Bir filmin türü aksiyon bile olsa 90 dakikada tempoyu düşürdüğünüz, diyaloga döndüğünüz, güldürdüğünüz sahneler vardır. Tek plan sahneleri kaç kez çekebilirsiniz ki! Senaryo da aritmetik işidir, zordur ve maliyetlidir. Futbolda da böyle. Dün Galatasaray'ın iki golü de tek plan sahnede usta artistlerin işiydi. İlkinde Emre-Feghouli ve bitiren Belhanda, ikincisinde cephenin arkasına sarkan komutanın kaleyi fethetmesi. Belhanda'nın asisti, Arda'nın golü.

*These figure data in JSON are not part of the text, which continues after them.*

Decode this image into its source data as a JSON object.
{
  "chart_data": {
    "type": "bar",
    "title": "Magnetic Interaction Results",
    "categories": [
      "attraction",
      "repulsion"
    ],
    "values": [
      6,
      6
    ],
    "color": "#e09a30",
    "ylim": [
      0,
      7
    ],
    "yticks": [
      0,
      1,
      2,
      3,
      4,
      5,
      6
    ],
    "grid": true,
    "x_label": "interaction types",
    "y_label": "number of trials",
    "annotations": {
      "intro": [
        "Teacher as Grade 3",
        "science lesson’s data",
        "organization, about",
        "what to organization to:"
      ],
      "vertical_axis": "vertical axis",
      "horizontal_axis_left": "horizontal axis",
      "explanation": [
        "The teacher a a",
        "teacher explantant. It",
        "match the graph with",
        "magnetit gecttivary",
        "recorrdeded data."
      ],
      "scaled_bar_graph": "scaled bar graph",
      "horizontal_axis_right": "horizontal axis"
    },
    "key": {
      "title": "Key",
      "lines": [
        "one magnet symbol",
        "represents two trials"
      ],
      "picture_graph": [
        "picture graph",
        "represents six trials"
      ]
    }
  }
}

Sivas'ın hücumda etkili silahları var ama orta sahadaki 3 adamı, ligin ilk 10'una giremez. Kaçırdıkları penaltıyı atsalar ikinci yarıda oyuna tutunabilirlerdi. Ancak fırsatı bu kez Fatih Terim verdi. Aksiyon filminde tempoyu düşürme zamanıydı Arda'nın golünden 15 dakika sonrası. Sivas, 55-68 arasında 4 değişiklik yaparken G.Saray'da tabela kalkıp 3 adam değiştiğinde dakika 81'di. Belhanda çıkmaz, Etebo da en az 15 dakika önce girmeliydi. 5 oyuncu değiştirmek zorunda değilsiniz hele de haftada bir maç oynuyorsanız. İşler yolunda giderken neden değiştiresiniz ki? Ama ya gitmediğinde… 5 oyuncu değiştirmek takımın yarısını kenara almak demek ki bu da ilk 11'inizi tekzip etmek demek ama 2-3 değişiklik oyunu yıllardır çözen hamleler. Dün Galatasaray geç kaldı, golde hatalı olan Okan'ın kurtarışları olmasa kayıp yaşayabilirlerdi. Milli ara sonrası daha düz yol bir fikstürleri var. Terim'in yetenekli adamları güçlendikçe G.Saray da ayaklarını yere sağlam basar.